Forty years ago, grief was believed to be a linear, progressive process that led mourners from a state of acute crisis to one of resolution and acceptance. For the women I met, however, this wasn’t how grief worked at all. They continued to painfully miss their mothers at lifespan events such as graduations, weddings, and childbirth, and also on recurring dates such as birthdays, holidays, and anniversaries. But the message they’d received, and internalized, was that if they hadn’t “gotten over it” yet, they must have gotten mourning wrong.

Motherless Daughters, now in an updated 20th Anniversary Edition, examines mourning as a lifelong process, one that’s naturally protracted for children and adolescents as their emotions and intellect continue to mature. And yet over time, a mother’s death can also grant unexpected gifts. Women also speak of it as a springboard for ambition, personal growth, and an appreciation for what matters most.

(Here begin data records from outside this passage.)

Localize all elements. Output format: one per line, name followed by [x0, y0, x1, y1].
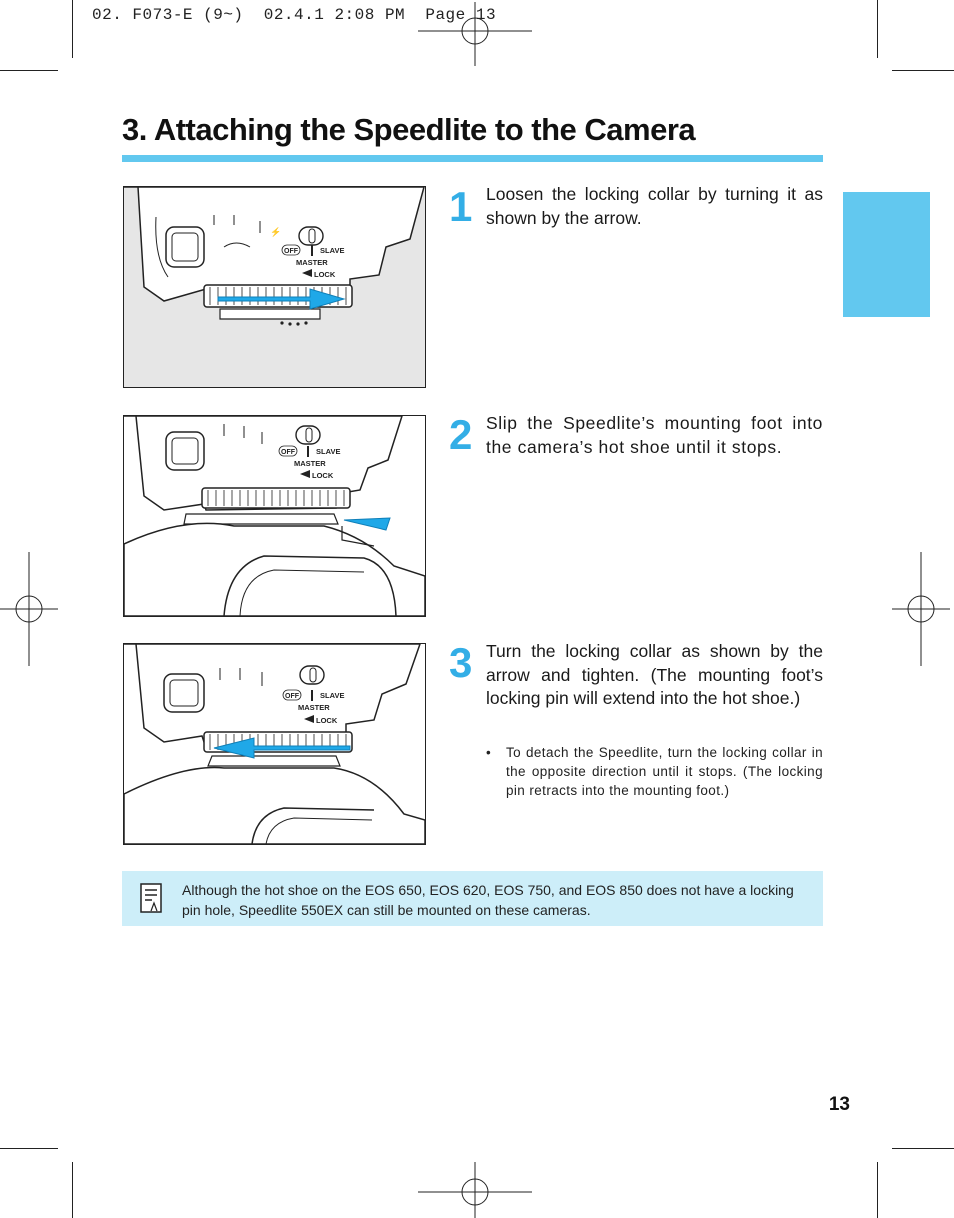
arrow-right-icon — [343, 517, 391, 531]
figure-step-3: OFF SLAVE MASTER LOCK — [123, 643, 426, 845]
lock-label: LOCK — [314, 270, 336, 279]
slave-label: SLAVE — [316, 447, 340, 456]
master-label: MASTER — [296, 258, 328, 267]
title-rule — [122, 155, 823, 162]
arrow-right-icon — [217, 288, 346, 310]
off-label: OFF — [281, 449, 296, 456]
registration-mark-left — [0, 552, 58, 666]
detach-bullet: • To detach the Speedlite, turn the lock… — [486, 743, 823, 800]
figure-step-1: ⚡ OFF SLAVE MASTER LOCK — [123, 186, 426, 388]
bullet-mark: • — [486, 745, 492, 760]
detach-bullet-text: To detach the Speedlite, turn the lockin… — [506, 745, 823, 798]
step-1-number: 1 — [449, 183, 473, 230]
registration-mark-right — [892, 552, 950, 666]
lock-label: LOCK — [316, 716, 338, 725]
step-3-text: Turn the locking collar as shown by the … — [486, 641, 823, 708]
off-label: OFF — [284, 248, 299, 255]
slave-label: SLAVE — [320, 691, 344, 700]
step-2-number: 2 — [449, 411, 473, 458]
arrow-left-icon — [213, 737, 351, 759]
note-box: Although the hot shoe on the EOS 650, EO… — [122, 871, 823, 926]
step-2-text: Slip the Speedlite’s mounting foot into … — [486, 413, 823, 457]
registration-mark-bottom — [418, 1162, 532, 1218]
off-label: OFF — [285, 693, 300, 700]
memo-note-icon — [140, 883, 162, 913]
figure-step-2: OFF SLAVE MASTER LOCK — [123, 415, 426, 617]
lock-label: LOCK — [312, 471, 334, 480]
master-label: MASTER — [294, 459, 326, 468]
section-tab — [843, 192, 930, 317]
svg-text:⚡: ⚡ — [270, 226, 281, 238]
page-number: 13 — [828, 1094, 850, 1115]
step-1-text: Loosen the locking collar by turning it … — [486, 184, 823, 228]
slave-label: SLAVE — [320, 246, 344, 255]
master-label: MASTER — [298, 703, 330, 712]
print-slug: 02. F073-E (9~) 02.4.1 2:08 PM Page 13 — [92, 6, 497, 24]
step-3-number: 3 — [449, 639, 473, 686]
note-text: Although the hot shoe on the EOS 650, EO… — [182, 882, 794, 918]
registration-mark-top — [418, 2, 532, 66]
page-title: 3. Attaching the Speedlite to the Camera — [122, 112, 696, 147]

More than 100 children per day are bereaved of a mum or dad in the UK. Too many of them grow up believing they are walking this path alone. Over the past twenty years, dozens of support groups, online message boards, and retreats for motherless daughters have started in the US, UK, Australia, Europe and Canada to help women break the silence around early mother loss together. It’s my hope that this book will continue to offer daughters the same kind of solidarity and community I found while writing it. My life was greatly enhanced by hearing these women’s stories. I hope yours will be, too.